Several prominent Drexel University professors have been caught red-handed at the center of one of the Drexel largest scandals of all time. According to University officials, tenured faculty from almost every department were using popular insider-trading platform Polymarket to bet on their student’s performance in their classes, while purposefully adjusting their grades.
Professors were said to be wagering sums upwards of $10,000 per student, manipulating markets to receive lucrative payouts when students inevitably failed.
The racket was initially conceived as a ten-week get rich quick scheme: silently place bets that students would fail specific classes, then manipulate grades to ensure the bets hit, then profit.
Initially, professors were committed to artificially lowering student grades in order to ensure the bets hit. Quickly, however, they realized that the plan would come to fruition with next to no intervention.
“The sad part is, we didn’t even have to do anything to fail these kids. I stopped handing out partial credit for bullshit and that’s literally all it took,” said one anonymous teacher embroiled in the scandal.
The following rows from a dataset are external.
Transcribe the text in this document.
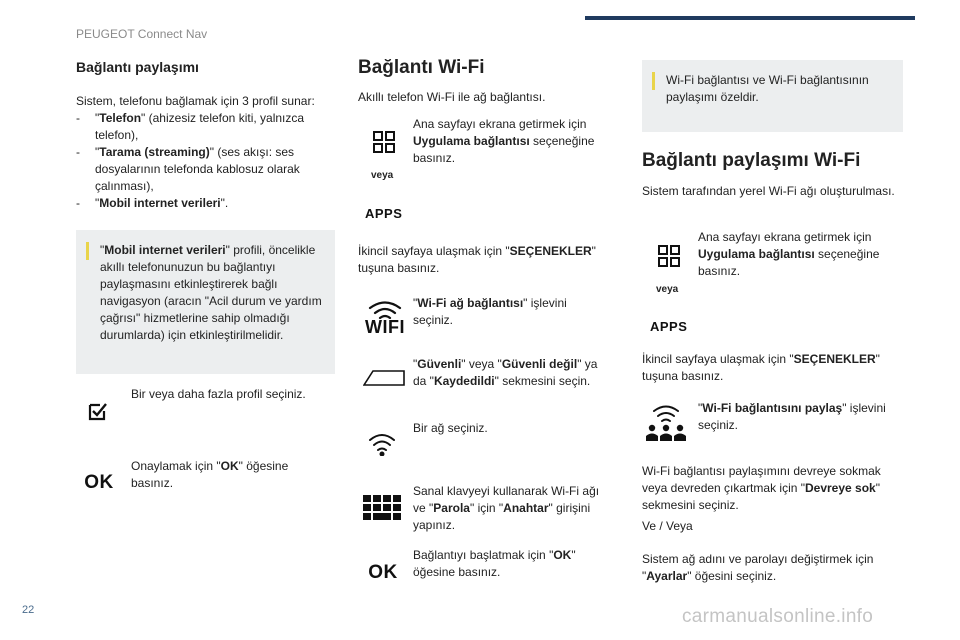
PEUGEOT Connect Nav
22	carmanualsonline.info
Bağlantı paylaşımı

Sistem, telefonu bağlamak için 3 profil sunar:

-	"Telefon" (ahizesiz telefon kiti, yalnızca telefon),
-	"Tarama (streaming)" (ses akışı: ses dosyalarının telefonda kablosuz olarak çalınması),
-	"Mobil internet verileri".
"Mobil internet verileri" profili, öncelikle akıllı telefonunuzun bu bağlantıyı paylaşmasını etkinleştirerek bağlı navigasyon (aracın "Acil durum ve yardım çağrısı" hizmetlerine sahip olmadığı durumlarda) için etkinleştirilmelidir.

Bir veya daha fazla profil seçiniz.

OK

Onaylamak için "OK" öğesine basınız.

Bağlantı Wi-Fi

Akıllı telefon Wi-Fi ile ağ bağlantısı.

veya
APPS

Ana sayfayı ekrana getirmek için Uygulama bağlantısı seçeneğine basınız.

İkincil sayfaya ulaşmak için "SEÇENEKLER" tuşuna basınız.

WIFI

"Wi-Fi ağ bağlantısı" işlevini seçiniz.

"Güvenli" veya "Güvenli değil" ya da "Kaydedildi" sekmesini seçin.

Bir ağ seçiniz.

Sanal klavyeyi kullanarak Wi-Fi ağı ve "Parola" için "Anahtar" girişini yapınız.

OK

Bağlantıyı başlatmak için "OK" öğesine basınız.

Wi-Fi bağlantısı ve Wi-Fi bağlantısının paylaşımı özeldir.
Bağlantı paylaşımı Wi-Fi

Sistem tarafından yerel Wi-Fi ağı oluşturulması.

veya
APPS

Ana sayfayı ekrana getirmek için Uygulama bağlantısı seçeneğine basınız.

İkincil sayfaya ulaşmak için "SEÇENEKLER" tuşuna basınız.

"Wi-Fi bağlantısını paylaş" işlevini seçiniz.

Wi-Fi bağlantısı paylaşımını devreye sokmak veya devreden çıkartmak için "Devreye sok" sekmesini seçiniz.

Ve / Veya

Sistem ağ adını ve parolayı değiştirmek için "Ayarlar" öğesini seçiniz.
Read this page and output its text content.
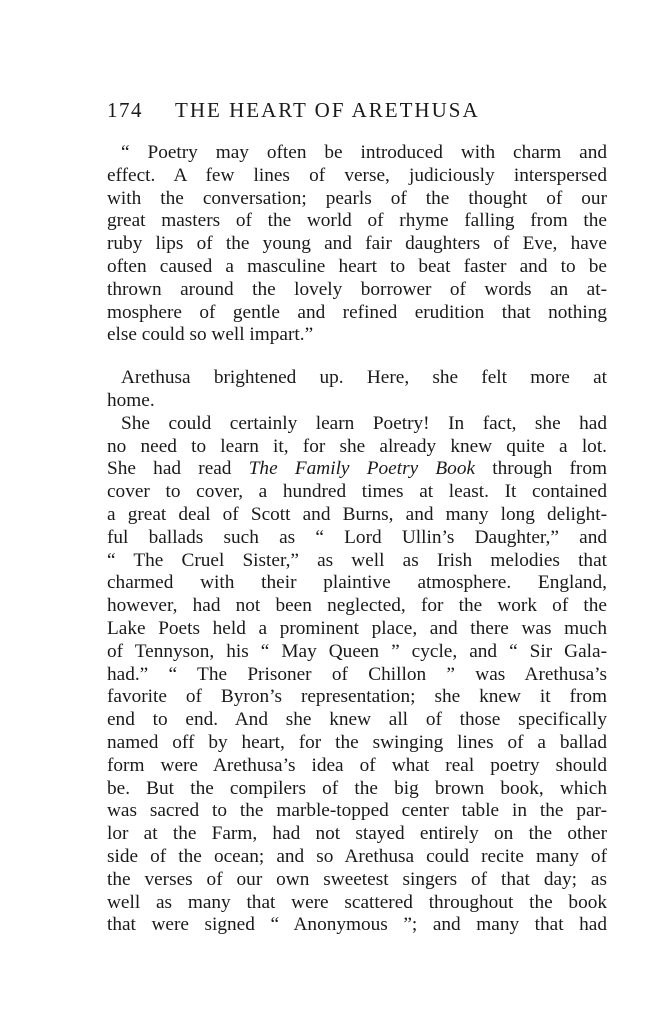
174 THE HEART OF ARETHUSA
“ Poetry may often be introduced with charm and
effect. A few lines of verse, judiciously interspersed
with the conversation; pearls of the thought of our
great masters of the world of rhyme falling from the
ruby lips of the young and fair daughters of Eve, have
often caused a masculine heart to beat faster and to be
thrown around the lovely borrower of words an at-
mosphere of gentle and refined erudition that nothing
else could so well impart.”
Arethusa brightened up. Here, she felt more at
home.
She could certainly learn Poetry! In fact, she had
no need to learn it, for she already knew quite a lot.
She had read The Family Poetry Book through from
cover to cover, a hundred times at least. It contained
a great deal of Scott and Burns, and many long delight-
ful ballads such as “ Lord Ullin’s Daughter,” and
“ The Cruel Sister,” as well as Irish melodies that
charmed with their plaintive atmosphere. England,
however, had not been neglected, for the work of the
Lake Poets held a prominent place, and there was much
of Tennyson, his “ May Queen ” cycle, and “ Sir Gala-
had.” “ The Prisoner of Chillon ” was Arethusa’s
favorite of Byron’s representation; she knew it from
end to end. And she knew all of those specifically
named off by heart, for the swinging lines of a ballad
form were Arethusa’s idea of what real poetry should
be. But the compilers of the big brown book, which
was sacred to the marble-topped center table in the par-
lor at the Farm, had not stayed entirely on the other
side of the ocean; and so Arethusa could recite many of
the verses of our own sweetest singers of that day; as
well as many that were scattered throughout the book
that were signed “ Anonymous ”; and many that had
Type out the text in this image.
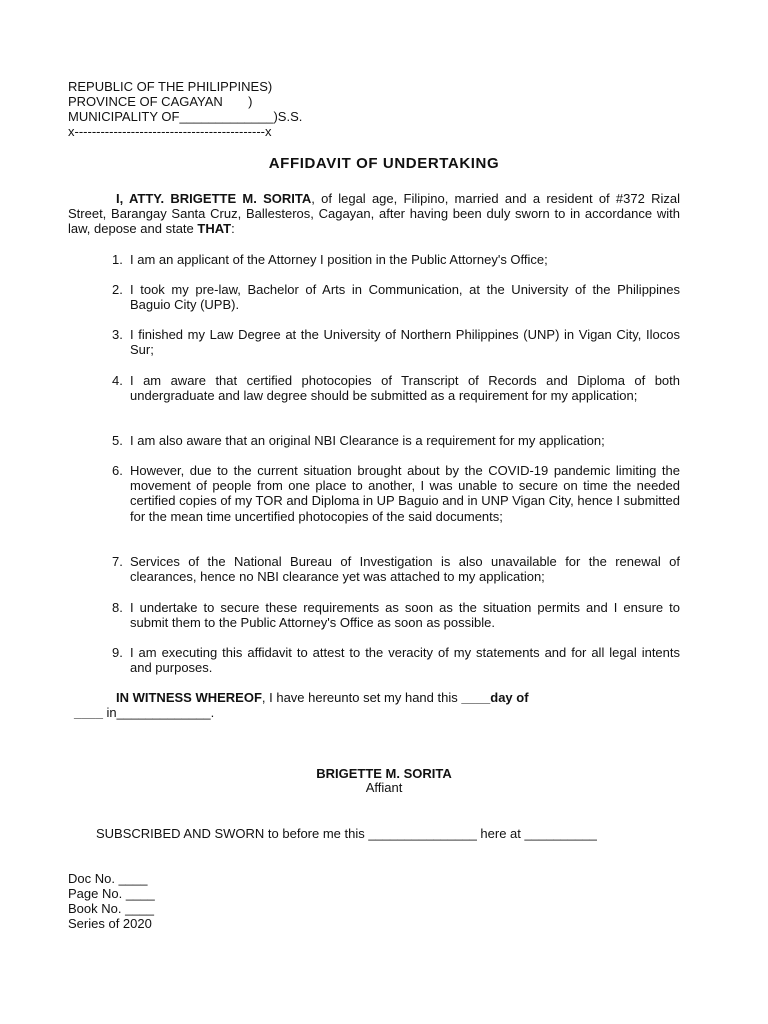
REPUBLIC OF THE PHILIPPINES)
PROVINCE OF CAGAYAN       )
MUNICIPALITY OF_____________)S.S.
x--------------------------------------------x
AFFIDAVIT OF UNDERTAKING

I, ATTY. BRIGETTE M. SORITA, of legal age, Filipino, married and a resident of #372 Rizal Street, Barangay Santa Cruz, Ballesteros, Cagayan, after having been duly sworn to in accordance with law, depose and state THAT:

1. I am an applicant of the Attorney I position in the Public Attorney's Office;
2. I took my pre-law, Bachelor of Arts in Communication, at the University of the Philippines Baguio City (UPB).
3. I finished my Law Degree at the University of Northern Philippines (UNP) in Vigan City, Ilocos Sur;
4. I am aware that certified photocopies of Transcript of Records and Diploma of both undergraduate and law degree should be submitted as a requirement for my application;
5. I am also aware that an original NBI Clearance is a requirement for my application;
6. However, due to the current situation brought about by the COVID-19 pandemic limiting the movement of people from one place to another, I was unable to secure on time the needed certified copies of my TOR and Diploma in UP Baguio and in UNP Vigan City, hence I submitted for the mean time uncertified photocopies of the said documents;
7. Services of the National Bureau of Investigation is also unavailable for the renewal of clearances, hence no NBI clearance yet was attached to my application;
8. I undertake to secure these requirements as soon as the situation permits and I ensure to submit them to the Public Attorney's Office as soon as possible.
9. I am executing this affidavit to attest to the veracity of my statements and for all legal intents and purposes.

IN WITNESS WHEREOF, I have hereunto set my hand this ____day of
____ in_____________.

BRIGETTE M. SORITA
Affiant
SUBSCRIBED AND SWORN to before me this _______________ here at __________
Doc No. ____
Page No. ____
Book No. ____
Series of 2020
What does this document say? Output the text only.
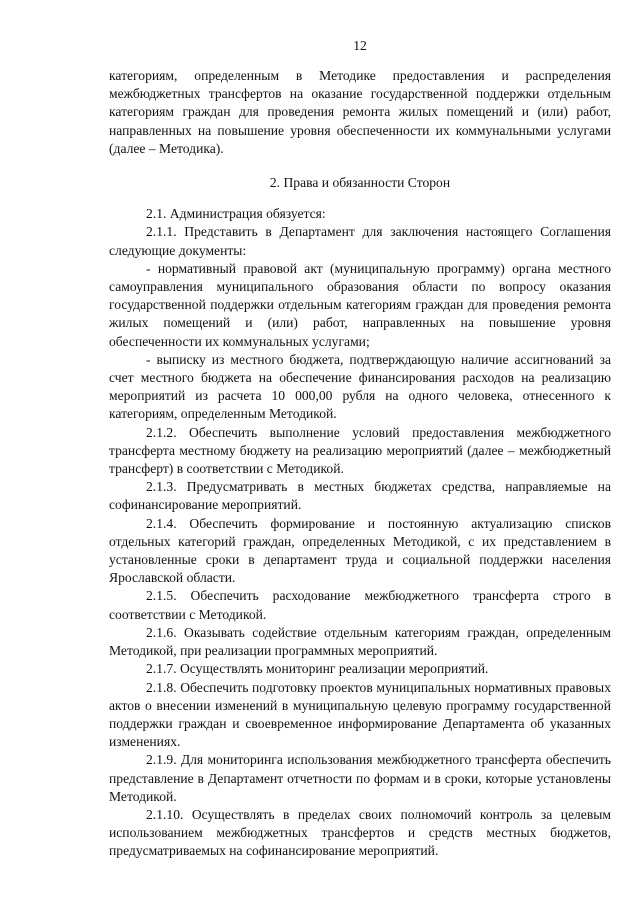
12

категориям, определенным в Методике предоставления и распределения межбюджетных трансфертов на оказание государственной поддержки отдельным категориям граждан для проведения ремонта жилых помещений и (или) работ, направленных на повышение уровня обеспеченности их коммунальными услугами (далее – Методика).

2. Права и обязанности Сторон

2.1. Администрация обязуется:

2.1.1. Представить в Департамент для заключения настоящего Соглашения следующие документы:

- нормативный правовой акт (муниципальную программу) органа местного самоуправления муниципального образования области по вопросу оказания государственной поддержки отдельным категориям граждан для проведения ремонта жилых помещений и (или) работ, направленных на повышение уровня обеспеченности их коммунальных услугами;

- выписку из местного бюджета, подтверждающую наличие ассигнований за счет местного бюджета на обеспечение финансирования расходов на реализацию мероприятий из расчета 10 000,00 рубля на одного человека, отнесенного к категориям, определенным Методикой.

2.1.2. Обеспечить выполнение условий предоставления межбюджетного трансферта местному бюджету на реализацию мероприятий (далее – межбюджетный трансферт) в соответствии с Методикой.

2.1.3. Предусматривать в местных бюджетах средства, направляемые на софинансирование мероприятий.

2.1.4. Обеспечить формирование и постоянную актуализацию списков отдельных категорий граждан, определенных Методикой, с их представлением в установленные сроки в департамент труда и социальной поддержки населения Ярославской области.

2.1.5. Обеспечить расходование межбюджетного трансферта строго в соответствии с Методикой.

2.1.6. Оказывать содействие отдельным категориям граждан, определенным Методикой, при реализации программных мероприятий.

2.1.7. Осуществлять мониторинг реализации мероприятий.

2.1.8. Обеспечить подготовку проектов муниципальных нормативных правовых актов о внесении изменений в муниципальную целевую программу государственной поддержки граждан и своевременное информирование Департамента об указанных изменениях.

2.1.9. Для мониторинга использования межбюджетного трансферта обеспечить представление в Департамент отчетности по формам и в сроки, которые установлены Методикой.

2.1.10. Осуществлять в пределах своих полномочий контроль за целевым использованием межбюджетных трансфертов и средств местных бюджетов, предусматриваемых на софинансирование мероприятий.
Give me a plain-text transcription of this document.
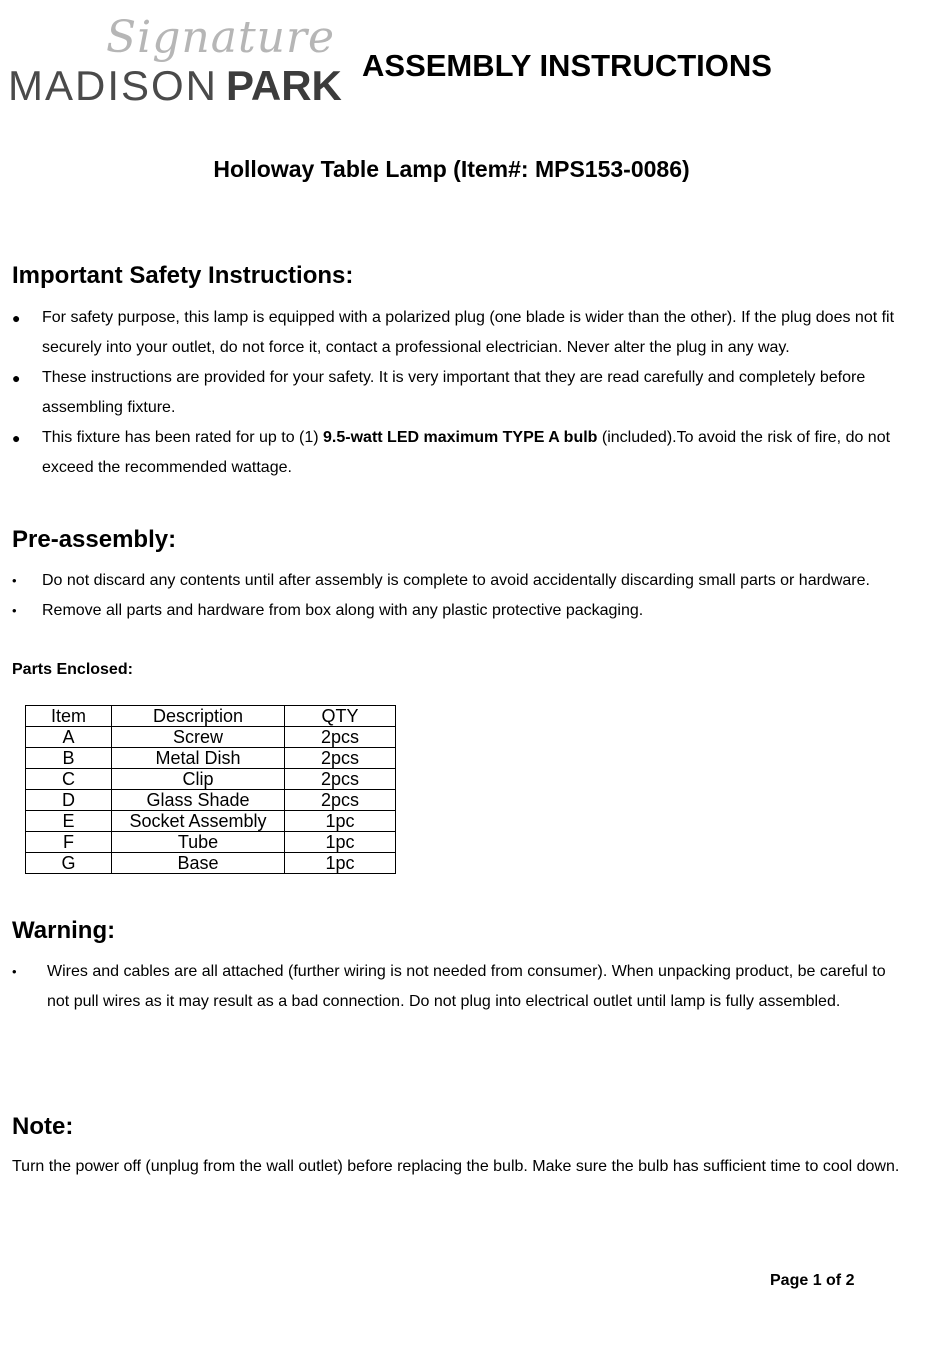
Signature
MADISON PARK ASSEMBLY INSTRUCTIONS
Holloway Table Lamp (Item#: MPS153-0086)
Important Safety Instructions:
● For safety purpose, this lamp is equipped with a polarized plug (one blade is wider than the other). If the plug does not fit securely into your outlet, do not force it, contact a professional electrician. Never alter the plug in any way.
● These instructions are provided for your safety. It is very important that they are read carefully and completely before assembling fixture.
● This fixture has been rated for up to (1) 9.5-watt LED maximum TYPE A bulb (included).To avoid the risk of fire, do not exceed the recommended wattage.
Pre-assembly:
• Do not discard any contents until after assembly is complete to avoid accidentally discarding small parts or hardware.
• Remove all parts and hardware from box along with any plastic protective packaging.
Parts Enclosed:
Item	Description	QTY
A	Screw	2pcs
B	Metal Dish	2pcs
C	Clip	2pcs
D	Glass Shade	2pcs
E	Socket Assembly	1pc
F	Tube	1pc
G	Base	1pc
Warning:
• Wires and cables are all attached (further wiring is not needed from consumer). When unpacking product, be careful to not pull wires as it may result as a bad connection. Do not plug into electrical outlet until lamp is fully assembled.
Note:
Turn the power off (unplug from the wall outlet) before replacing the bulb. Make sure the bulb has sufficient time to cool down.
Page 1 of 2
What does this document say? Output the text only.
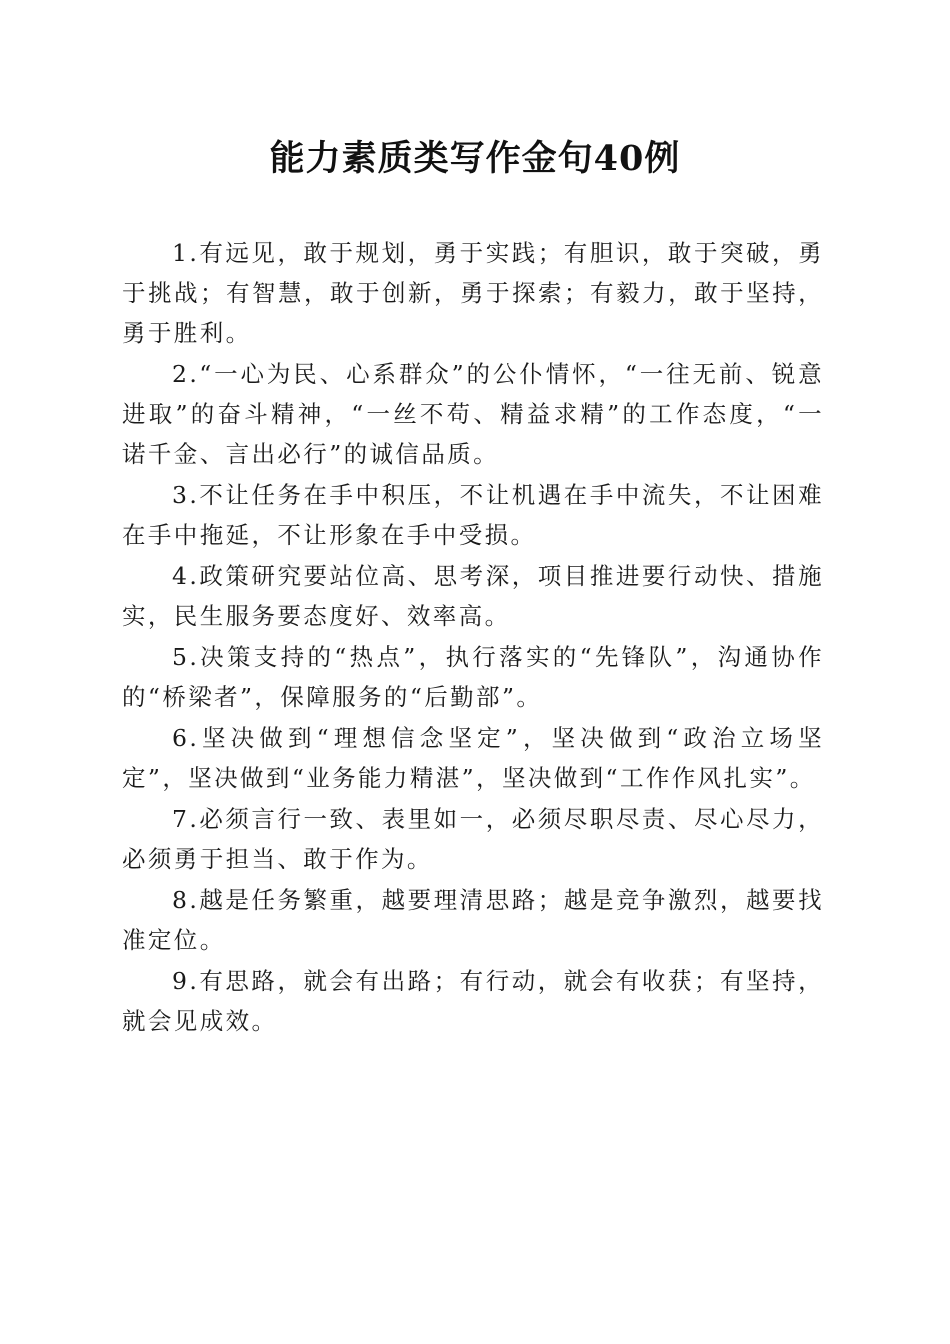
能力素质类写作金句40例

1.有远见，敢于规划，勇于实践；有胆识，敢于突破，勇于挑战；有智慧，敢于创新，勇于探索；有毅力，敢于坚持，勇于胜利。

2.“一心为民、心系群众”的公仆情怀，“一往无前、锐意进取”的奋斗精神，“一丝不苟、精益求精”的工作态度，“一诺千金、言出必行”的诚信品质。

3.不让任务在手中积压，不让机遇在手中流失，不让困难在手中拖延，不让形象在手中受损。

4.政策研究要站位高、思考深，项目推进要行动快、措施实，民生服务要态度好、效率高。

5.决策支持的“热点”，执行落实的“先锋队”，沟通协作的“桥梁者”，保障服务的“后勤部”。

6.坚决做到“理想信念坚定”，坚决做到“政治立场坚定”，坚决做到“业务能力精湛”，坚决做到“工作作风扎实”。

7.必须言行一致、表里如一，必须尽职尽责、尽心尽力，必须勇于担当、敢于作为。

8.越是任务繁重，越要理清思路；越是竞争激烈，越要找准定位。

9.有思路，就会有出路；有行动，就会有收获；有坚持，就会见成效。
While administration initially became suspicious as class averages dropped across the board, professors quickly realized they could simply pick some students to pass regardless of the work they turned in, based solely on personality.
“We realized if we picked some particularly stupid students who consistently failed, we could make super high margins betting on them receiving an A+.”
Unfortunately for these professors, students started to catch on. One particularly disgruntled student shared their exasperation.
“I was getting straight B+s! Then all of a sudden I start turning in photo-realistic photos of my favorite My Little Pony characters having intercourse for all of my math assignments and suddenly I’m failing the class?! I knew something had to be going on”
In response to this scandal, Drexel administrators are currently drafting a strongly-worded email asking the professors involved to stop.